Kurz zusammengefasst
- Kursplus von über 100 Prozent in zwölf Monaten
- DCF-Analyse impliziert fairen Wert von 10,92 GBP
- Produktionsbericht am 30. April als nächster Impuls
- Erwartete Dividende steigt auf 0,234 USD je Aktie
Seit einem Jahr hat sich die Glencore-Aktie mehr als verdoppelt. Das allein wäre schon bemerkenswert — aber eine aktuelle DCF-Analyse sieht den fairen Wert noch deutlich höher.

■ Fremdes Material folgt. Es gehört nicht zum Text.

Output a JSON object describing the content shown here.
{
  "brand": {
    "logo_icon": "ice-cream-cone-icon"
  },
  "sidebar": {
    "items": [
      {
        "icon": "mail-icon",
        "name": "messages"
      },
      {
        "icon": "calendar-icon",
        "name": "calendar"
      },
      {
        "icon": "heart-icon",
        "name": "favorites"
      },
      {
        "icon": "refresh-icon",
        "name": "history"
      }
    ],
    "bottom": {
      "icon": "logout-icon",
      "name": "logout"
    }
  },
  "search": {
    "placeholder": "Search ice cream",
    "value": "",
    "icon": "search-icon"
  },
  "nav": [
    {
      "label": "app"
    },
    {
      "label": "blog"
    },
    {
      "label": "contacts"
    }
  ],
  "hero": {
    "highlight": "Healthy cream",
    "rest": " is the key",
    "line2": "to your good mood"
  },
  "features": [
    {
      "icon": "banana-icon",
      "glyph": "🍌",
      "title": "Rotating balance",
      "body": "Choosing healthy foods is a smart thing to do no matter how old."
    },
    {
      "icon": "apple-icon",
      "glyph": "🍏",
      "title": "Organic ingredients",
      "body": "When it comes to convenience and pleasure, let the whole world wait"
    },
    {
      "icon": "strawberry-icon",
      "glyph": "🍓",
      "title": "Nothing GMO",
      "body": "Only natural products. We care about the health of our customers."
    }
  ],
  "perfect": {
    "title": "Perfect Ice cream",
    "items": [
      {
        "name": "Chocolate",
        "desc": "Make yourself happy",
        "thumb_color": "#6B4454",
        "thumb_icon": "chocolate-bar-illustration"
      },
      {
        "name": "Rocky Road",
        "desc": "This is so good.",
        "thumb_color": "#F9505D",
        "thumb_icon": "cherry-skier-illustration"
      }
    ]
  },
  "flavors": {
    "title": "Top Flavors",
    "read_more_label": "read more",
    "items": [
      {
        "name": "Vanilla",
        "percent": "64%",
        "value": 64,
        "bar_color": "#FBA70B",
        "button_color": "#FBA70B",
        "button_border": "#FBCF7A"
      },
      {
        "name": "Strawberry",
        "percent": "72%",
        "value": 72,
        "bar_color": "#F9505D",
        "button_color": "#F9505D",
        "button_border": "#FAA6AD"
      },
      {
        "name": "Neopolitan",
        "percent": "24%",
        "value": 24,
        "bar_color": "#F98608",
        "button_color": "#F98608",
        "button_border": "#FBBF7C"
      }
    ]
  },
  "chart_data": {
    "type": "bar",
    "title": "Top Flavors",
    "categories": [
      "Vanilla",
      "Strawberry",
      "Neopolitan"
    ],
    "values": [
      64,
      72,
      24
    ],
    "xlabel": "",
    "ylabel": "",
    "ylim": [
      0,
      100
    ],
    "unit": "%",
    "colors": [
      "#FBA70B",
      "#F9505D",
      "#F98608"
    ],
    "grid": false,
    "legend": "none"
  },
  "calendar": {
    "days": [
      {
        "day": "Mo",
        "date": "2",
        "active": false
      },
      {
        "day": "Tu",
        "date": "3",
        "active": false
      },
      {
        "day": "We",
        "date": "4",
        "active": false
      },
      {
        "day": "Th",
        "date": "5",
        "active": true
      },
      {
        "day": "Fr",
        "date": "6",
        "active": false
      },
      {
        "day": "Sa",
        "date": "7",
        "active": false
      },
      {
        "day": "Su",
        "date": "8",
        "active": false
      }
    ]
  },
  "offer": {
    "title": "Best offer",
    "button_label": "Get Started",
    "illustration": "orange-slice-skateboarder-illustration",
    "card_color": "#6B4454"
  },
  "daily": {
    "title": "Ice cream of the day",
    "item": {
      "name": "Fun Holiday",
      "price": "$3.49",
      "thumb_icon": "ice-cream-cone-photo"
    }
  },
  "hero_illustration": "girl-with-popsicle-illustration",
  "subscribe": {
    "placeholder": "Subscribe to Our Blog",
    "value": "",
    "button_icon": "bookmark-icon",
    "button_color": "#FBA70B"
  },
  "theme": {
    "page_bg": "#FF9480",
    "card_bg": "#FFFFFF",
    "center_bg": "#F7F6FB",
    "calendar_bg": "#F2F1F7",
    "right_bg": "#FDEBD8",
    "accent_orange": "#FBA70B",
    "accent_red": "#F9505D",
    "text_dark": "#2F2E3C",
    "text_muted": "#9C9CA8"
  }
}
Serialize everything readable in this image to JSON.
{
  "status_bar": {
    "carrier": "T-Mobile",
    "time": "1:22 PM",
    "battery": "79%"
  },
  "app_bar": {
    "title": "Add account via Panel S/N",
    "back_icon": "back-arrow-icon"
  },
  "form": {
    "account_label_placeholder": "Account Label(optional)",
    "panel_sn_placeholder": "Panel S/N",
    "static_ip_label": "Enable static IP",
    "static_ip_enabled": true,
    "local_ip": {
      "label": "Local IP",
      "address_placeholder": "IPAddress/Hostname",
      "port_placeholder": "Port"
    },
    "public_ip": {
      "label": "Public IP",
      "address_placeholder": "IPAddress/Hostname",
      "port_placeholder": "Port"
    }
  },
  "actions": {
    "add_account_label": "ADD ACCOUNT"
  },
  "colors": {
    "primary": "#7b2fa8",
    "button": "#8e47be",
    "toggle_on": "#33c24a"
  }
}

Kurs weit über dem Jahrestief
Der Rohstoffkonzern hat eine beeindruckende Erholung hinter sich. Vor genau einem Jahr notierte das Papier noch bei rund 2,90 Euro, heute sind es 6,36 Euro — ein Plus von über 100 Prozent in zwölf Monaten. Seit Jahresbeginn beläuft sich der Zuwachs auf rund 34 Prozent. Der Kurs liegt damit klar über dem 200-Tage-Durchschnitt von 4,72 Euro und auch über dem 50-Tage-Schnitt von 6,15 Euro — ein technisch solides Bild.
Das 52-Wochen-Hoch markierte der Titel Ende März bei 6,53 Euro. Zum aktuellen Niveau fehlen noch knapp drei Prozent bis dahin.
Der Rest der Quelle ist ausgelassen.